Higher taxes and austerity measures are expected to give investors confidence.
Naturally, neither the virgins nor the taxpayers are willing to go down this road. Neither are government employees, whose salaries and pensions are supposed to be cut. The process of de-leveraging is going to be long and hard, in any case. Most likely, it will end in bankruptcy, default and write-downs of public debt. One way or the other the great credit adjustment will arrive.
But let’s not forget that Euroland at least is taking up the issue while on this side of the Atlantic, few politicians, taxpayers, or investors see a problem and the news media keep finding “believable” sources that swear that the good times are saddled up to come marching in again. They believe the credit of the US is not only elastic, but with unlimited stretch.
So let’s sit back and wait ’til it snaps, because honestly there is very little that can be done at this stage of the game!
And when it happens, we may want to remind ourselves that it’s not the end of the world and it will force us to focus on what is good with the American economy, rather than wasting time chasing a past and a system that has changed forever.

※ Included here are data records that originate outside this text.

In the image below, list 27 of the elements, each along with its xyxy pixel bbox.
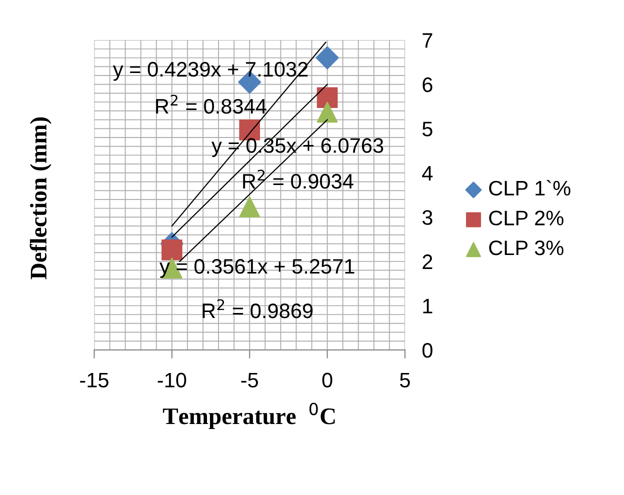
y-tick-label: 2: [422, 254, 432, 269]
y-tick-label: 3: [422, 210, 432, 225]
x-tick-label: -5: [241, 372, 258, 388]
point: [316, 102, 338, 123]
point: [161, 240, 182, 260]
point: [316, 46, 339, 70]
x-tick-label: -10: [158, 372, 186, 388]
y-axis-title: Deflection (mm): [30, 117, 52, 280]
x-tick-label: 5: [400, 372, 410, 388]
x-tick-label: -15: [80, 372, 108, 388]
legend-label: CLP 3%: [489, 240, 564, 256]
y-tick-label: 7: [422, 33, 432, 48]
x-tick-label: 0: [322, 372, 332, 388]
annotation: y = 0.3561x + 5.2571: [160, 259, 354, 278]
annotation: R$^{2}$ = 0.9034: [243, 170, 354, 189]
legend-label: CLP 1`%: [489, 180, 570, 196]
y-tick-label: 6: [422, 77, 432, 92]
y-tick-label: 1: [423, 298, 432, 314]
point: [239, 196, 260, 218]
y-tick-label: 0: [422, 342, 432, 358]
y-tick-label: 4: [422, 166, 433, 180]
x-axis-title: Temperature $^{0}$C: [162, 402, 335, 430]
annotation: R$^{2}$ = 0.9869: [202, 299, 313, 318]
y-tick-label: 5: [422, 122, 432, 136]
legend-label: CLP 2%: [489, 210, 564, 226]
annotation: R$^{2}$ = 0.8344: [156, 94, 266, 114]
point: [316, 87, 338, 108]
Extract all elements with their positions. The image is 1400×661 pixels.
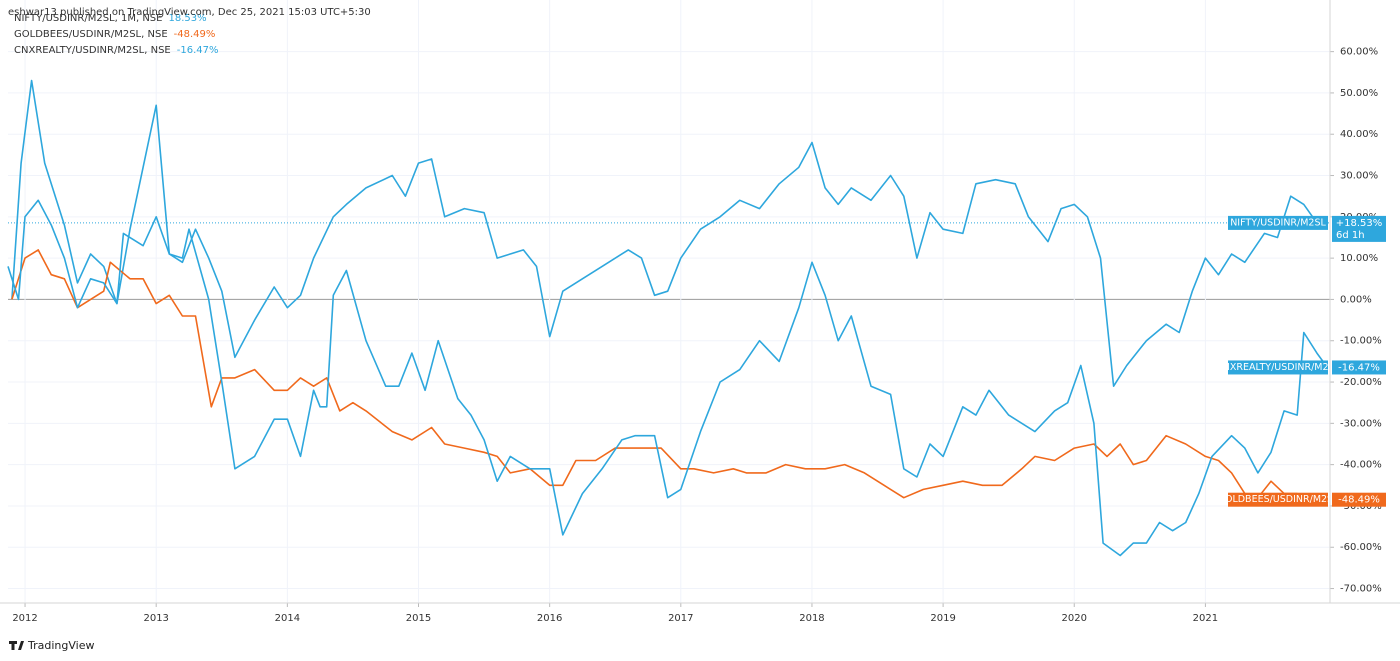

Argentina Collapsed Gracefully 9 Years Ago
It is like with today’s followers of the TV dramas “Lost” or “Law and Order”; when the curtain falls something else will replace it. Period. We’ll adjust.
I remember the collapse of Argentina less than 10 years ago, when the country defaulted on the largest debt in history of $100 billion. Collapse comes when the fixes are more costly than the problem. Something we started with bailouts and too big to fail hand outs, a system that is now adopted by our European counterparts.
W. C. Fields put the predicament as follows: ‘If at first you don’t succeed, try, again. Then give up. No sense in being a damned fool about it.’ Let that be a lesson.
Or like local attorney Robert Peters admitted in a conversation of realities: If you’re down 22 to zero in the bottom of the Seventh, you may want to throw in the towel, while you still have something to rebuild from.
That’s what Argentine did and now 9 years later they do quite well considering the world’s financial disorder. My plea is not to be irresponsible and just walk away, yet I think we need to prepare for a successful collapse and solid rebuild keeping what is good and discarding what should have never become part of our financial system. A Federal Reserve would be my first choice.
What are we looking at?
In closing I’d like to say for the record that in the current chapter of the crisis, the U.S. dollar is likely to regain its temporary aura of being the sweetheart of the global financial community, albeit deeply dysfunctional. The country’s indebtedness will not go away. What will also not go away is the tendency for people to spend more than they bring home. America’s spendthrift is monumental.
And even though I hate time predictions in a world that only needs one Black Swan to throw off any timing, I look at 5 to 8 months of propped up bliss for the US, before the Collapse is inevitable and commodity prices have come so far under pressure that gas and oil prices alone will torpedo any recovery.
My suggestion: stay liquid, use liquidity to buy good deals in real estate, gold and silver and stay alert. Stay out of the stockmarket.